Re: thread-safety: gmtime_r(), localtime_r() - Mailing list pgsql-hackers

On 04.07.24 18:36, Heikki Linnakangas wrote:
> The Linux man page for localtime_r() says:
> 
>> According to POSIX.1-2001, localtime() is required to behave as
>> though tzset(3) was called, while localtime_r() does not have  this
>> requirement.   For  portable  code,  tzset(3) should be called before
>> localtime_r().
> 
> It's not clear to me what happens if tzset() has not been called and the 
> localtime_r() implementation does not call it either. I guess some 
> implementation default timezone is used.
> 
> In the libpq traces, I don't think we care much. In ecpg, I'm not sure 
> what the impact is if the application has not previously called tzset(). 
> I'd suggest that we just document that an ecpg application should call 
> tzset() before calling the functions that are sensitive to local 
> timezone setting.

I have been studying this question.  It appears that various libc 
implementers have been equally puzzled by this; there are various 
comments like "it's unclear what POSIX wants here" in the sources.  (I 
have checked glibc, FreeBSD, and Solaris.)

Consider if a program calls localtime() or localtime_r() twice:

     localtime(...);
     ...
     localtime(...);

or

     localtime_r(...);
     ...
     localtime_r(...);

The question here is, how many times does this effectively (internally) 
call tzset().  There are three possible answers: 0, 1, or 2.

For localtime(), the answer is clear.  localtime() is required to call 
tzset() every time, so the answer is 2.

For localtime_r(), it's unclear.  What you are wondering, and I have 
been wondering, is whether the answer is 0 or non-zero (and possibly, if 
it's 0, will these calls misbehave badly).  What the libc implementers 
are wondering is whether the answer is 1 or 2.  The implementations 
whose source code I have checked think it should be 1.  They never 
consider that it could be 0 and it's okay to misbehave.

Where this difference appears it practice would be something like

     setenv("TZ", "foo");
     localtime(...);  // uses TZ foo
     setenv("TZ", "bar");
     localtime(...);  // uses TZ bar

versus

     setenv("TZ", "foo");
     localtime_r(...);  // uses TZ foo if first call in program
     setenv("TZ", "bar");
     localtime_r(...);  // probably does not use new TZ

If you want the second case to pick up the changed TZ setting, you must 
explicitly call tzset() to be sure.

I think, considering this, the proposed patch should be okay.  At least, 
the libraries are not going to misbehave if tzset() hasn't been called 
explicitly.  It will be called internally the first time it's needed.  I 
don't think we need to cater to cases like my example where the 
application changes the TZ environment variable but neglects to call 
tzset() itself.


 >> There is one affected call in the backend.  Most of the backend
 >> otherwise uses the custom functions pg_gmtime() and pg_localtime(),
 >> which are implemented differently.
 >
 > Do we need to call tzset(3) somewhere in backend startup? Or could we
 > replace that localtime() call in the backend with pg_localtime()?

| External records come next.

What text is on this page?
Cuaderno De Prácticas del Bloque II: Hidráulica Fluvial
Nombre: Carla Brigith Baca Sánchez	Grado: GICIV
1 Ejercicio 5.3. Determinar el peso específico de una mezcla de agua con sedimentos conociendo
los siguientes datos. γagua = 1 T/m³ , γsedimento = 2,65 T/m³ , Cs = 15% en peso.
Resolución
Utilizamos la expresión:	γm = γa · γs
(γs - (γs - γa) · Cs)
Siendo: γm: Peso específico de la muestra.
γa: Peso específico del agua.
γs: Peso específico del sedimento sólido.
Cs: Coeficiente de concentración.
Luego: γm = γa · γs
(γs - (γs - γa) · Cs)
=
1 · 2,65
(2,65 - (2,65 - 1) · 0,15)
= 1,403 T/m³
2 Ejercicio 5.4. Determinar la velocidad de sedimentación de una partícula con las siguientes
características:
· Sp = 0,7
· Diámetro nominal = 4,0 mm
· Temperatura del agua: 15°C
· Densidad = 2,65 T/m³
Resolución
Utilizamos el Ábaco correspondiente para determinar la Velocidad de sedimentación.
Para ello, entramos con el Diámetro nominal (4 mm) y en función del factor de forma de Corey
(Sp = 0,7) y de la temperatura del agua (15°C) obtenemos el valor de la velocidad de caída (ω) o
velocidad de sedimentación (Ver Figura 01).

Let's look at what this code actually does.  It just takes the current 
time and then loops through all possible weekdays and months to collect 
and cache the localized names.  The current time or time zone doesn't 
actually matter for this, we just need to fill in the struct tm a bit 
for strftime() to be happy.  We could probably replace this with 
gmtime() to avoid the question about time zone state.  (We probably 
don't even need to call time() beforehand, we could just use time zero. 
But the comment says "We use times close to current time as data for 
strftime().", which is probably prudent.)  (Since we are caching the 
results for the session, we're already not dealing with the hilarious 
hypothetical situation where the weekday and month names depend on the 
actual time, in case that is a concern.)